Even if the eurozone was still operating as a fixed exchange rate system, as in the 1980s and 1990s, this data would represent a catastrophic policy failure. But now that they have a single currency, it’s even worse. Now individual countries are not able to fix their competitiveness problems with devaluation. This makes it especially important to get monetary policy right–to provide the optimal amount of AD for the overall eurozone region–not the healthiest member of the group. How far are they from the optimum? Angela Merkel is now suggesting that even Germany needs fiscal stimulus. Given that the entire edifice is teetering on the edge of disaster, don’t you think the European elite would go out of their way to do whatever it could? Look at those GDP deflator numbers again. The ECB seems willing to cross all sorts of previous lines in the sand, with radical policies such as buying sovereign debt and bailing out banks, but isn’t willing to produce enough AD to get GDP inflation up to say 1.9%, or 1.8%, 0r 1.7%, or even 1.6%, even in a single quarter. Are they masochists, or do they not have a clue as to what’s actually going on?

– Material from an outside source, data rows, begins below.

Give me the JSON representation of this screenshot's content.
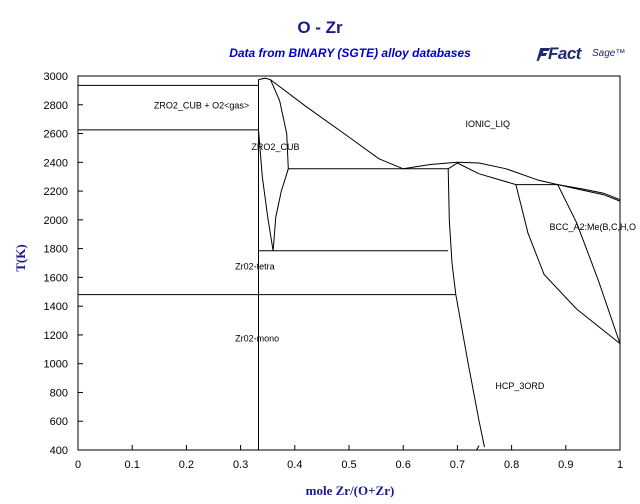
{
  "colors": {
    "title": "#1a1a8c",
    "subtitle": "#0000cc",
    "logo": "#1f2a6e",
    "axis": "#000000"
  },
  "logo": {
    "part1": "Fact",
    "part2": "Sage™"
  },
  "chart_data": {
    "type": "line",
    "title": "O - Zr",
    "subtitle": "Data from BINARY (SGTE) alloy databases",
    "xlabel": "mole Zr/(O+Zr)",
    "ylabel": "T(K)",
    "xlim": [
      0,
      1
    ],
    "ylim": [
      400,
      3000
    ],
    "x_ticks": [
      0,
      0.1,
      0.2,
      0.3,
      0.4,
      0.5,
      0.6,
      0.7,
      0.8,
      0.9,
      1
    ],
    "x_tick_labels": [
      "0",
      "0.1",
      "0.2",
      "0.3",
      "0.4",
      "0.5",
      "0.6",
      "0.7",
      "0.8",
      "0.9",
      "1"
    ],
    "y_ticks": [
      400,
      600,
      800,
      1000,
      1200,
      1400,
      1600,
      1800,
      2000,
      2200,
      2400,
      2600,
      2800,
      3000
    ],
    "y_tick_labels": [
      "400",
      "600",
      "800",
      "1000",
      "1200",
      "1400",
      "1600",
      "1800",
      "2000",
      "2200",
      "2400",
      "2600",
      "2800",
      "3000"
    ],
    "grid": false,
    "phase_labels": [
      {
        "text": "ZRO2_CUB + O2<gas>",
        "x": 0.14,
        "y": 2775
      },
      {
        "text": "ZRO2_CUB",
        "x": 0.32,
        "y": 2485
      },
      {
        "text": "IONIC_LIQ",
        "x": 0.715,
        "y": 2645
      },
      {
        "text": "BCC_A2:Me(B,C,H,O",
        "x": 0.87,
        "y": 1930
      },
      {
        "text": "Zr02-tetra",
        "x": 0.29,
        "y": 1655
      },
      {
        "text": "Zr02-mono",
        "x": 0.29,
        "y": 1155
      },
      {
        "text": "HCP_3ORD",
        "x": 0.77,
        "y": 825
      }
    ],
    "lines": [
      {
        "name": "three-phase-2935",
        "points": [
          [
            0,
            2935
          ],
          [
            0.333,
            2935
          ]
        ]
      },
      {
        "name": "three-phase-2625",
        "points": [
          [
            0,
            2625
          ],
          [
            0.333,
            2625
          ]
        ]
      },
      {
        "name": "three-phase-1480",
        "points": [
          [
            0,
            1480
          ],
          [
            0.697,
            1480
          ]
        ]
      },
      {
        "name": "three-phase-1785",
        "points": [
          [
            0.333,
            1785
          ],
          [
            0.683,
            1785
          ]
        ]
      },
      {
        "name": "eutectic-2355",
        "points": [
          [
            0.388,
            2355
          ],
          [
            0.683,
            2355
          ]
        ]
      },
      {
        "name": "three-phase-2245",
        "points": [
          [
            0.808,
            2245
          ],
          [
            0.885,
            2245
          ]
        ]
      },
      {
        "name": "zro2-stoich",
        "points": [
          [
            0.333,
            400
          ],
          [
            0.333,
            2975
          ]
        ]
      },
      {
        "name": "cub-top-cap",
        "points": [
          [
            0.333,
            2975
          ],
          [
            0.345,
            2985
          ],
          [
            0.355,
            2975
          ]
        ]
      },
      {
        "name": "cub-left-boundary",
        "points": [
          [
            0.333,
            2625
          ],
          [
            0.34,
            2300
          ],
          [
            0.35,
            2020
          ],
          [
            0.36,
            1785
          ]
        ]
      },
      {
        "name": "cub-right-boundary",
        "points": [
          [
            0.355,
            2975
          ],
          [
            0.372,
            2830
          ],
          [
            0.385,
            2600
          ],
          [
            0.388,
            2355
          ]
        ]
      },
      {
        "name": "tetra-boundary",
        "points": [
          [
            0.388,
            2355
          ],
          [
            0.375,
            2200
          ],
          [
            0.365,
            2020
          ],
          [
            0.36,
            1785
          ]
        ]
      },
      {
        "name": "liquidus-oxide",
        "points": [
          [
            0.355,
            2975
          ],
          [
            0.42,
            2790
          ],
          [
            0.5,
            2575
          ],
          [
            0.555,
            2425
          ],
          [
            0.6,
            2355
          ]
        ]
      },
      {
        "name": "liquid-hump",
        "points": [
          [
            0.6,
            2355
          ],
          [
            0.65,
            2385
          ],
          [
            0.7,
            2400
          ],
          [
            0.74,
            2395
          ],
          [
            0.79,
            2355
          ],
          [
            0.85,
            2275
          ],
          [
            0.92,
            2215
          ],
          [
            0.97,
            2175
          ],
          [
            1.0,
            2130
          ]
        ]
      },
      {
        "name": "liquidus-hcp",
        "points": [
          [
            0.683,
            2355
          ],
          [
            0.7,
            2395
          ],
          [
            0.74,
            2320
          ],
          [
            0.808,
            2245
          ]
        ]
      },
      {
        "name": "solidus-hcp",
        "points": [
          [
            0.683,
            2355
          ],
          [
            0.685,
            2000
          ],
          [
            0.69,
            1700
          ],
          [
            0.697,
            1480
          ],
          [
            0.72,
            1000
          ],
          [
            0.74,
            600
          ],
          [
            0.75,
            420
          ]
        ]
      },
      {
        "name": "bcc-upper",
        "points": [
          [
            0.885,
            2245
          ],
          [
            0.93,
            2215
          ],
          [
            0.97,
            2185
          ],
          [
            1.0,
            2140
          ]
        ]
      },
      {
        "name": "bcc-lower-solvus",
        "points": [
          [
            0.885,
            2245
          ],
          [
            0.92,
            1980
          ],
          [
            0.96,
            1580
          ],
          [
            1.0,
            1140
          ]
        ]
      },
      {
        "name": "hcp-bcc-solvus",
        "points": [
          [
            0.808,
            2245
          ],
          [
            0.83,
            1910
          ],
          [
            0.86,
            1620
          ],
          [
            0.92,
            1380
          ],
          [
            1.0,
            1140
          ]
        ]
      },
      {
        "name": "hcp-lower-tail",
        "points": [
          [
            0.74,
            430
          ],
          [
            0.735,
            400
          ]
        ]
      }
    ]
  }
}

Ultimately the eurozone crisis is a massive failure of imagination among the Very Serious People than run Europe. We have a huge demand shock creating a depression with year after year of high (and still rising) unemployment, just as all the textbooks say it should. You have a severe NGDP growth plunge producing a debt crisis, just as the textbooks say it should. We have low interest rates being a very poor indicator of the stance of monetary policy, just as the textbooks say it is. And even with this massive demand shock occurring right in front of their eyes, they can’t see it. All they can see are the symptoms, and they assume those symptoms are the causes.
We spend years trying to teach our students to get beyond the superficial “common sense” explanations of macro events, to look deeper into the root causes. And yet when our best and brightest are faced with the defining challenge of our era, they react like a bunch of ignorant freshman students, unable to see beyond the news headlines.